The deeper his voice became the higher her’s went up, “Don’t give me that. It was fine until you got involved.”

“Both of you stop,” I couldn’t believe they were arguing at a time like this, “we were all to blame.” Though I actually thought IE had a greater share of the responsibility.

Oh, I guess this conversation may be a little confusing to you. Well remember my last Post http://www.petercruikshank.com.customers.tigertech.net/2012/02/chaffin-thirty/ where I was so proud that I finally got Lesson Four figured out. Wow, I was so proud of myself. In that Post I was supposed to write a Sentence that captured the essence my story line. Something that I could print out and tape on the side of my computer to remind me what the goal of my story is as I write my story — and maybe something to grab the attention of an Agent or Publisher. And I nailed it.

Then I heard back from Holly. You know, the higher power that I bow to. No, I did not give God the name Holly. I am talking about the experienced author whose course I am taking. Though in some sense she is a higher power as far as my writing goes.

She said it was “okay”. But also said I really didn’t get it. So I went back, and back, and back again rewriting the Sentence and still couldn’t get it. This is where the Beep-Beep-Beep comes from — like a truck backing up. Oh well, I thought it was funny 🙂

I was getting REALLY frustrated, even with Holly’s advice. Then I spent some time on the Course Forums and got feedback from other writers who helped me to understand the Sentence. This was really helpful and I believe I now understand how to write the Sentence. I am reworking my Sentence to get it the way I think it should be and then I will FINALLY be off to Lesson Five.

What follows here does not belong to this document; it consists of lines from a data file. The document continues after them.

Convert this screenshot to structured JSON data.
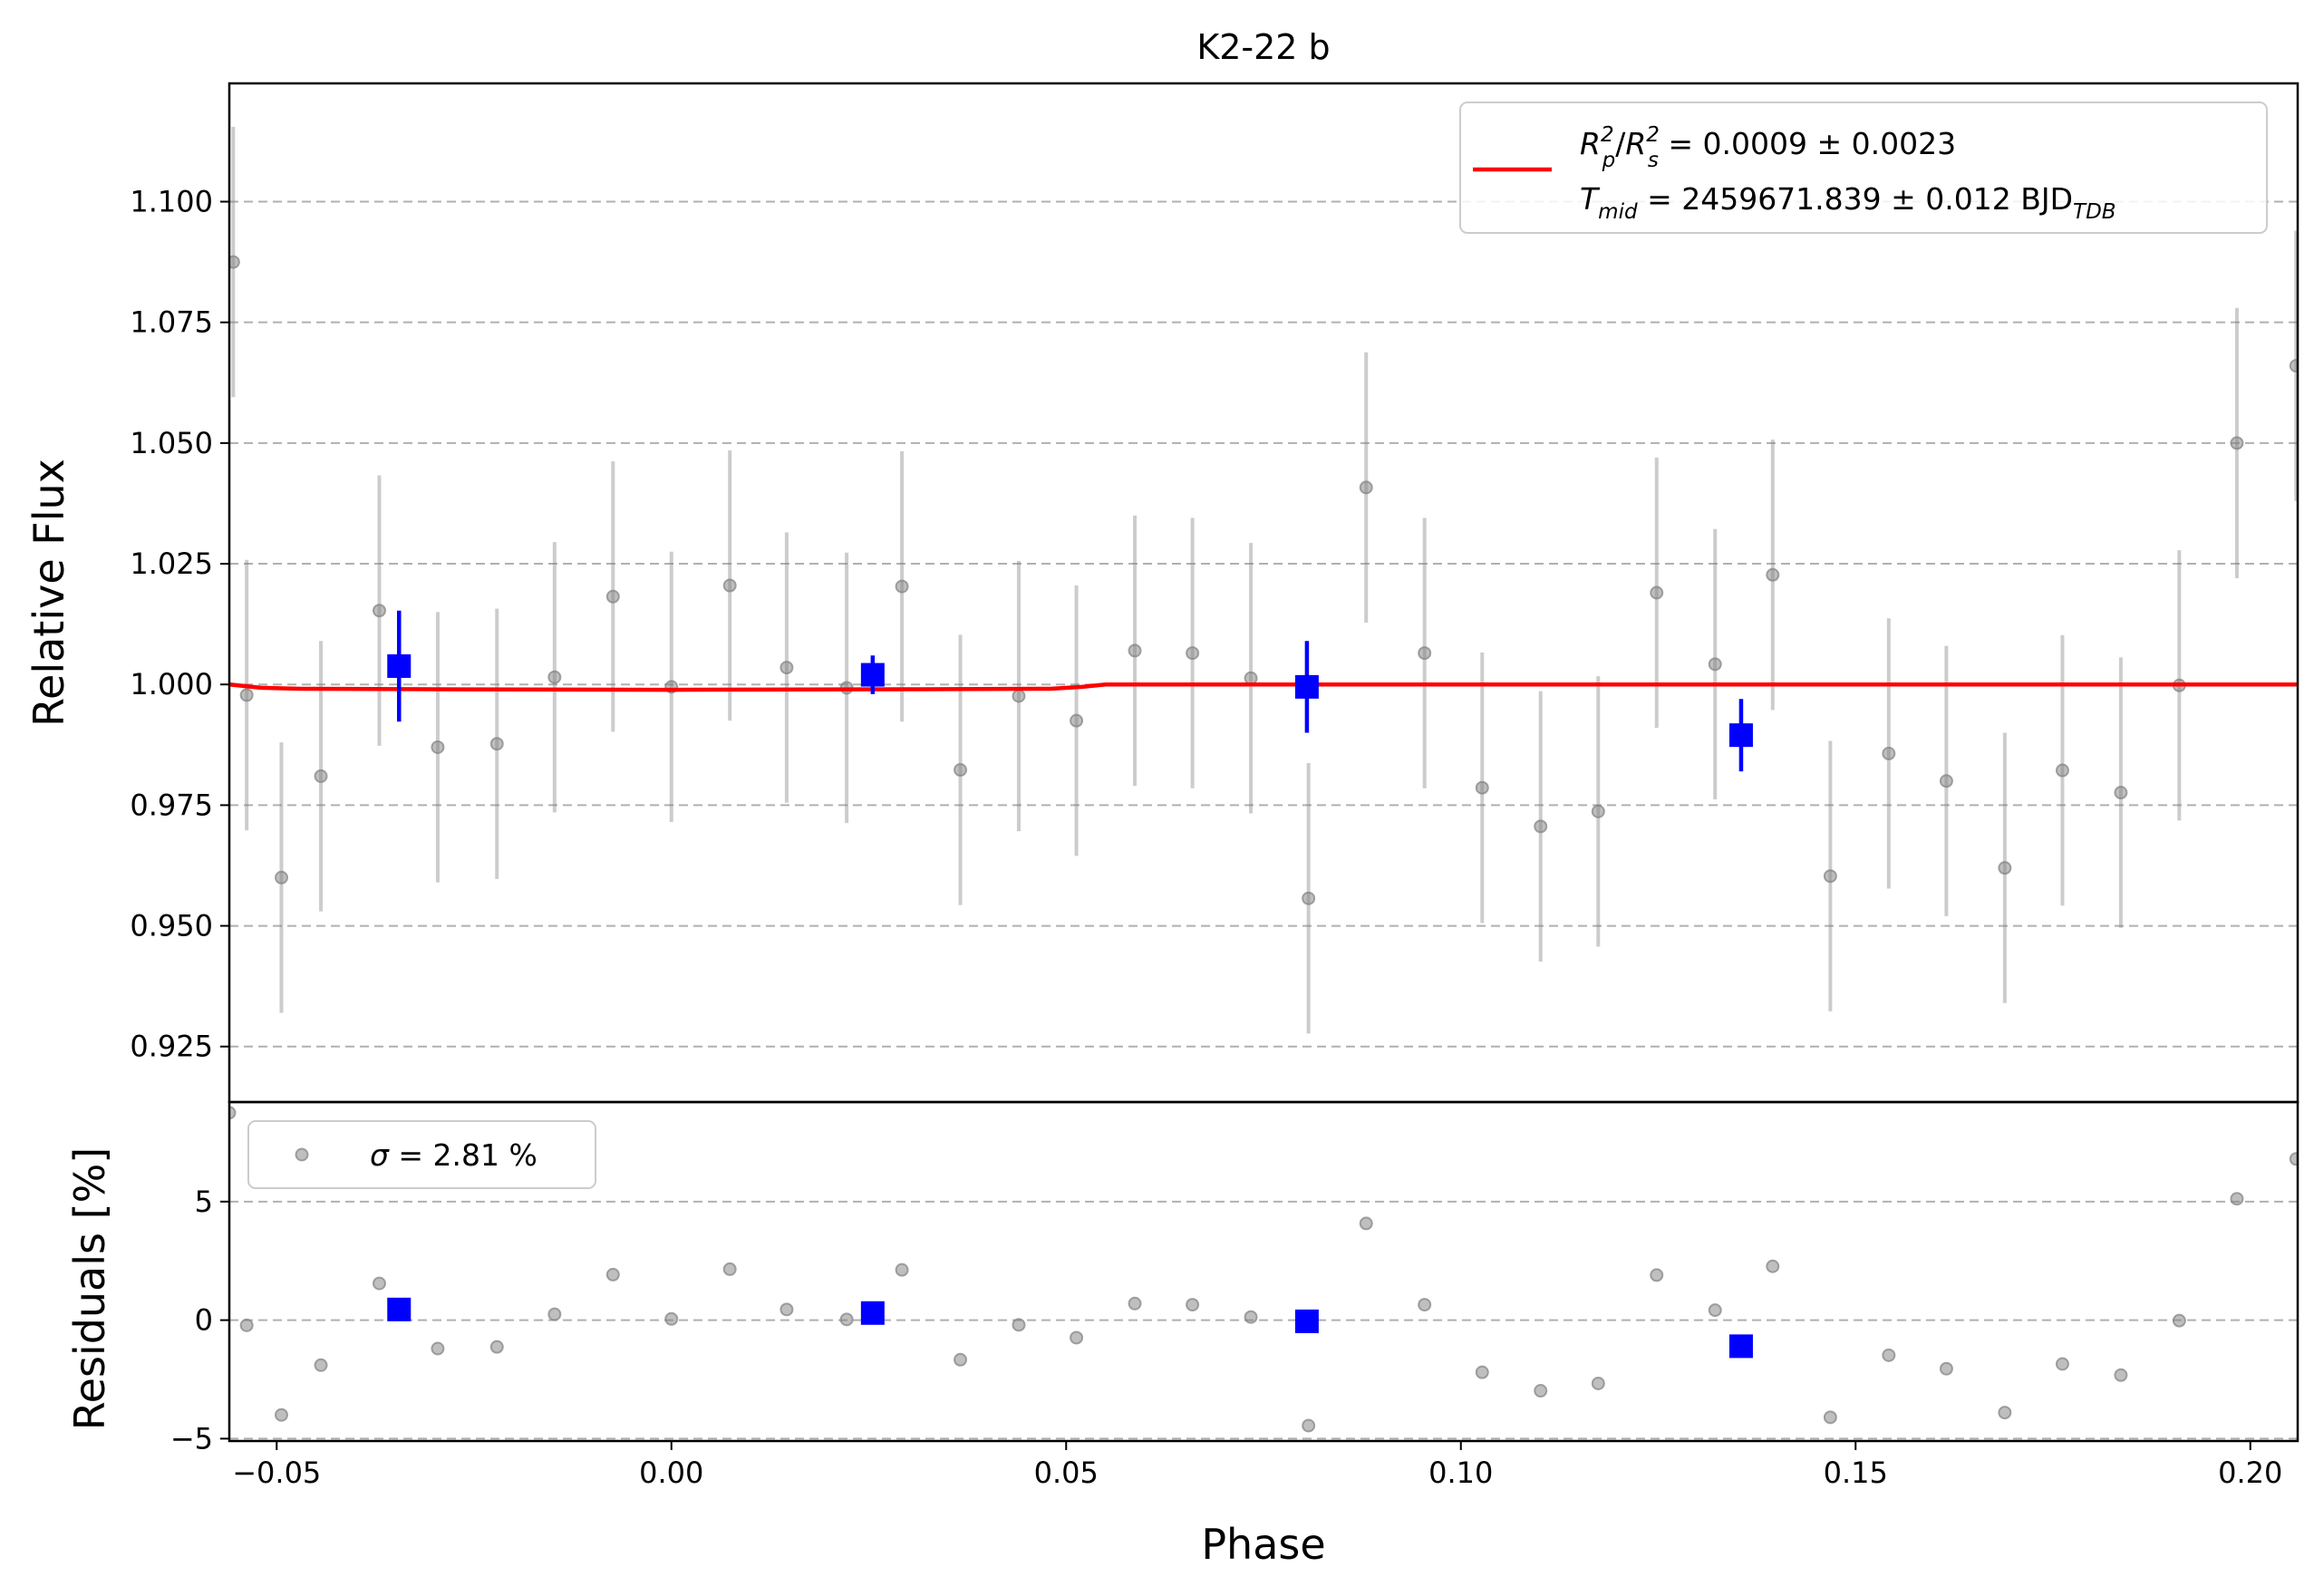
{
  "chart_data": [
    {
      "type": "scatter",
      "title": "K2-22 b",
      "xlabel": "",
      "ylabel": "Relative Flux",
      "xlim": [
        -0.056,
        0.206
      ],
      "ylim": [
        0.9135,
        1.1245
      ],
      "y_ticks": [
        0.925,
        0.95,
        0.975,
        1.0,
        1.025,
        1.05,
        1.075,
        1.1
      ],
      "y_tick_labels": [
        "0.925",
        "0.950",
        "0.975",
        "1.000",
        "1.025",
        "1.050",
        "1.075",
        "1.100"
      ],
      "grid": "horizontal dashed",
      "legend": {
        "placement": "top-right",
        "line1": {
          "r": "R",
          "rsub": "p",
          "sup": "2",
          "slash": "/",
          "s": "R",
          "ssub": "s",
          "value": " = 0.0009 ± 0.0023"
        },
        "line2": {
          "t": "T",
          "tsub": "mid",
          "value": " = 2459671.839 ± 0.012 BJD",
          "unitsub": "TDB"
        }
      },
      "series": [
        {
          "kind": "data",
          "color": "#808080",
          "error": 0.028,
          "points": [
            [
              -0.0555,
              1.0875
            ],
            [
              -0.0538,
              0.9978
            ],
            [
              -0.0494,
              0.96
            ],
            [
              -0.0444,
              0.981
            ],
            [
              -0.037,
              1.0153
            ],
            [
              -0.0296,
              0.987
            ],
            [
              -0.0221,
              0.9877
            ],
            [
              -0.0148,
              1.0015
            ],
            [
              -0.0074,
              1.0182
            ],
            [
              0.0,
              0.9995
            ],
            [
              0.0074,
              1.0205
            ],
            [
              0.0146,
              1.0035
            ],
            [
              0.0222,
              0.9993
            ],
            [
              0.0292,
              1.0203
            ],
            [
              0.0366,
              0.9823
            ],
            [
              0.044,
              0.9976
            ],
            [
              0.0513,
              0.9925
            ],
            [
              0.0587,
              1.007
            ],
            [
              0.066,
              1.0065
            ],
            [
              0.0734,
              1.0013
            ],
            [
              0.0807,
              0.9557
            ],
            [
              0.088,
              1.0408
            ],
            [
              0.0954,
              1.0065
            ],
            [
              0.1027,
              0.9786
            ],
            [
              0.1101,
              0.9706
            ],
            [
              0.1174,
              0.9737
            ],
            [
              0.1248,
              1.019
            ],
            [
              0.1322,
              1.0042
            ],
            [
              0.1395,
              1.0227
            ],
            [
              0.1468,
              0.9603
            ],
            [
              0.1542,
              0.9857
            ],
            [
              0.1615,
              0.98
            ],
            [
              0.1689,
              0.962
            ],
            [
              0.1762,
              0.9822
            ],
            [
              0.1836,
              0.9776
            ],
            [
              0.191,
              0.9998
            ],
            [
              0.1983,
              1.05
            ],
            [
              0.2058,
              1.066
            ]
          ]
        },
        {
          "kind": "binned",
          "color": "#0000ff",
          "points": [
            [
              -0.0345,
              1.0038,
              0.0115
            ],
            [
              0.0255,
              1.002,
              0.004
            ],
            [
              0.0805,
              0.9995,
              0.0095
            ],
            [
              0.1355,
              0.9895,
              0.0075
            ]
          ]
        },
        {
          "kind": "model",
          "color": "#ff0000",
          "points": [
            [
              -0.056,
              1.0
            ],
            [
              -0.052,
              0.9993
            ],
            [
              -0.047,
              0.9991
            ],
            [
              -0.03,
              0.999
            ],
            [
              0.0,
              0.9989
            ],
            [
              0.03,
              0.999
            ],
            [
              0.048,
              0.9991
            ],
            [
              0.052,
              0.9995
            ],
            [
              0.055,
              1.0
            ],
            [
              0.206,
              1.0
            ]
          ]
        }
      ]
    },
    {
      "type": "scatter",
      "title": "",
      "xlabel": "Phase",
      "ylabel": "Residuals [%]",
      "xlim": [
        -0.056,
        0.206
      ],
      "ylim": [
        -5.1,
        9.2
      ],
      "x_ticks": [
        -0.05,
        0.0,
        0.05,
        0.1,
        0.15,
        0.2
      ],
      "x_tick_labels": [
        "−0.05",
        "0.00",
        "0.05",
        "0.10",
        "0.15",
        "0.20"
      ],
      "y_ticks": [
        -5,
        0,
        5
      ],
      "y_tick_labels": [
        "−5",
        "0",
        "5"
      ],
      "grid": "horizontal dashed",
      "legend": {
        "placement": "top-left",
        "sigma": "σ",
        "value": " = 2.81 %"
      },
      "series": [
        {
          "kind": "residuals",
          "color": "#808080",
          "points": [
            [
              -0.056,
              8.75
            ],
            [
              -0.0538,
              -0.22
            ],
            [
              -0.0494,
              -4.0
            ],
            [
              -0.0444,
              -1.9
            ],
            [
              -0.037,
              1.55
            ],
            [
              -0.0296,
              -1.2
            ],
            [
              -0.0221,
              -1.13
            ],
            [
              -0.0148,
              0.25
            ],
            [
              -0.0074,
              1.92
            ],
            [
              0.0,
              0.05
            ],
            [
              0.0074,
              2.15
            ],
            [
              0.0146,
              0.45
            ],
            [
              0.0222,
              0.03
            ],
            [
              0.0292,
              2.12
            ],
            [
              0.0366,
              -1.67
            ],
            [
              0.044,
              -0.2
            ],
            [
              0.0513,
              -0.74
            ],
            [
              0.0587,
              0.7
            ],
            [
              0.066,
              0.65
            ],
            [
              0.0734,
              0.13
            ],
            [
              0.0807,
              -4.45
            ],
            [
              0.088,
              4.08
            ],
            [
              0.0954,
              0.65
            ],
            [
              0.1027,
              -2.2
            ],
            [
              0.1101,
              -2.98
            ],
            [
              0.1174,
              -2.67
            ],
            [
              0.1248,
              1.9
            ],
            [
              0.1322,
              0.42
            ],
            [
              0.1395,
              2.27
            ],
            [
              0.1468,
              -4.1
            ],
            [
              0.1542,
              -1.48
            ],
            [
              0.1615,
              -2.05
            ],
            [
              0.1689,
              -3.9
            ],
            [
              0.1762,
              -1.85
            ],
            [
              0.1836,
              -2.32
            ],
            [
              0.191,
              -0.02
            ],
            [
              0.1983,
              5.12
            ],
            [
              0.2058,
              6.8
            ]
          ]
        },
        {
          "kind": "binned",
          "color": "#0000ff",
          "points": [
            [
              -0.0345,
              0.45
            ],
            [
              0.0255,
              0.3
            ],
            [
              0.0805,
              -0.05
            ],
            [
              0.1355,
              -1.1
            ]
          ]
        }
      ]
    }
  ]
}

Oh, and I really do think IE was a big part of the problem. Willow and I were really going to town playing with the words and concepts and then we let IE play. First thing he did was look at the “formula” and told us we didn’t have it “according to the formula”. From that point on we spent a lot of time trying to make the Sentence fit the formula rather than having fun with it. A big lesson learned — Don’t let the rules get in the way of the passion! I shouldn’t be too hard on IE though. We wouldn’t of gotten as far as we had without him so I guess we needed to go that route before we could go back and get a better feel for what the Sentence should really be.

This was a little bit of a setup back, but hopefully we are back on track now. A couple of days working on the Sentence and I will be on to Lesson Five. If this is the worse set back I experience I will be really lucky. And actually I learned a lot by having to go to the Forums and getting other writer’s input.